IAG scales down job cuts at Iberia after unions clashes

 
P41 Spanish airline Iberia strikes
Getty Images
10 April 2013

International Airlines Group, the owner of British Airways and Iberia, today swallowed a compromise deal to end mass strikes over huge job cuts and pay freezes at its Spanish airline.

IAG and Spanish unions agreed to bring in a government-appointed mediator to get over a deadlock as the firm tries to turn around a €1 billion (£871 million) loss last year.

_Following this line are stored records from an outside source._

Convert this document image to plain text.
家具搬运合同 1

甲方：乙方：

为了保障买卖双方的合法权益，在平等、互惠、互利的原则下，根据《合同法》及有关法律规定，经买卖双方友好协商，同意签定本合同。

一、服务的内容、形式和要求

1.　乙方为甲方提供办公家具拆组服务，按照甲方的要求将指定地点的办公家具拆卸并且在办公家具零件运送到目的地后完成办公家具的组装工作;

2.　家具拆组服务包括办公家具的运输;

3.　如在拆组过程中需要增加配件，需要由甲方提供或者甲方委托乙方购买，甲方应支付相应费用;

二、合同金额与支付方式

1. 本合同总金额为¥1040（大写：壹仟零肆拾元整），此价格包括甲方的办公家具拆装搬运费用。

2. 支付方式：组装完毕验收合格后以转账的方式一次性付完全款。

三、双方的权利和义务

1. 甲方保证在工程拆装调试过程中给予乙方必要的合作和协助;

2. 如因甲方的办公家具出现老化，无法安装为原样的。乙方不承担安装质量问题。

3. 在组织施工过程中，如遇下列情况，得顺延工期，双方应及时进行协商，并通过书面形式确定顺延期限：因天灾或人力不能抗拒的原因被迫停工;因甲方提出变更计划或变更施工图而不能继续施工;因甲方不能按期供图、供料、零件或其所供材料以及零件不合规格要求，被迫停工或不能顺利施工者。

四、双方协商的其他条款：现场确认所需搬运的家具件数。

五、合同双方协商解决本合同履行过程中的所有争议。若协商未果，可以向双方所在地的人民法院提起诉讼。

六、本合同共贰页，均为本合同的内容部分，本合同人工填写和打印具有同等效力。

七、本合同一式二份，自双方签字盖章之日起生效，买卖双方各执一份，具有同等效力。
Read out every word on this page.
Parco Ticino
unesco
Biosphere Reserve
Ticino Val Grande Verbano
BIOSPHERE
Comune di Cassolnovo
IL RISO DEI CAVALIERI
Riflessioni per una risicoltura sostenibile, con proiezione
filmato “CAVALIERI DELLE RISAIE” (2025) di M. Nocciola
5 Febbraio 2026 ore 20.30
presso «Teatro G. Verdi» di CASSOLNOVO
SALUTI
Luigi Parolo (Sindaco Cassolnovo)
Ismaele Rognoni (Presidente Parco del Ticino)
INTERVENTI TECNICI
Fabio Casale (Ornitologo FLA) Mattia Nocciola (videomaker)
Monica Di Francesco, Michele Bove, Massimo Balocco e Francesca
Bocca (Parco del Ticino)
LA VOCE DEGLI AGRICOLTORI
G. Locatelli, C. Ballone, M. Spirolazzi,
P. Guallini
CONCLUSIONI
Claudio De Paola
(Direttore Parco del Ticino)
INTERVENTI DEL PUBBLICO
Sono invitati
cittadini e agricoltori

The turmoil at Iberia, Europe’s third-biggest airline, has seen staff stage eight days of strikes in the past two months, waving red and yellow Spanish flags outside IAG offices in Madrid with signs such as “Get your dirty hands off Iberia” and “British go home.”

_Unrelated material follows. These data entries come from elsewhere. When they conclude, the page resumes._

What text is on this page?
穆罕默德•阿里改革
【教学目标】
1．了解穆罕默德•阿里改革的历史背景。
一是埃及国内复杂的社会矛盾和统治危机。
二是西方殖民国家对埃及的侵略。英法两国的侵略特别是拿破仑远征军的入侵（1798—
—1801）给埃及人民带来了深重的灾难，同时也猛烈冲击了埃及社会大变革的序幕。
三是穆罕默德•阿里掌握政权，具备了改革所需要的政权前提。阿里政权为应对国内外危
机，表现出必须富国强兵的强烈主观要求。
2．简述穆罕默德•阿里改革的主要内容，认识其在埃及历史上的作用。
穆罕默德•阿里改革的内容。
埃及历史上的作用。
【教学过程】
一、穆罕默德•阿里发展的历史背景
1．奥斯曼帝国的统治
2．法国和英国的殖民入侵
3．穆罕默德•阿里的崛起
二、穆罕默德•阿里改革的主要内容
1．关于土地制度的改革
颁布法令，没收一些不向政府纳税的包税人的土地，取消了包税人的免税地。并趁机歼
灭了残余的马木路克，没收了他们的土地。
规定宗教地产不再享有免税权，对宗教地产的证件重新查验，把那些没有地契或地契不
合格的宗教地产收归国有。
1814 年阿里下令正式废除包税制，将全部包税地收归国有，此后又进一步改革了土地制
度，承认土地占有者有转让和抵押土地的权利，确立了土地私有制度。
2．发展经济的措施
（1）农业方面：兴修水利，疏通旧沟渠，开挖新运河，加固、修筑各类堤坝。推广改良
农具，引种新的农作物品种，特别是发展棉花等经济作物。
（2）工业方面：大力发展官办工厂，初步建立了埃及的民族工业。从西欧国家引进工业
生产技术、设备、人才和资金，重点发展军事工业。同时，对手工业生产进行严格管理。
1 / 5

Now, however, IAG has accepted the mediator’s proposal to sack 3141 Iberia staff, rather than the 3807 that the airline had planned to axe, and hand out pay-offs worth 35 days per year worked, rather than 20 as initially planned.

“The board of IAG met today in an extraordinary session to analyse and assess the proposal issued by a mediator regarding Iberia,” the airlines group said last night. “As a result, the board has decided to accept the proposal.”

But unions, including the powerful Spanish pilots’ union Sepla, have not said yet whether they accept the deal. They are set to sit down to meetings with the mediator later today.

Strikes have forced Iberia to cancel hundreds of flights, costing the airline €3 million a day.

Union leaders had previously rejected an IAG offer to trim its initial plan for firing staff. However, the latest negotiations would also see Iberia reduce its 20% salary cuts for the airline’s remaining 16,000 workers to 15% reductions in salaries.

Willie Walsh, IAG’s chief executive, last month said it was “unfortunate that some people are still blind to the problems that exist at Iberia”, adding that its €351 million operating loss of 2012 “should convince anybody that the problem needs to be tackled”.

Spanish politicians have been increasingly critical of IAG’s moves, with José Manuel Soria, the industry minister last week saying: “We want to call attention to what is going on. From the moment there was a merger between British Airways and Iberia the number of routes for BA has increased and the number for Iberia has fallen. Earnings for BA have risen, and fallen for Iberia. It gives the impression that there has not really been a merger at all.”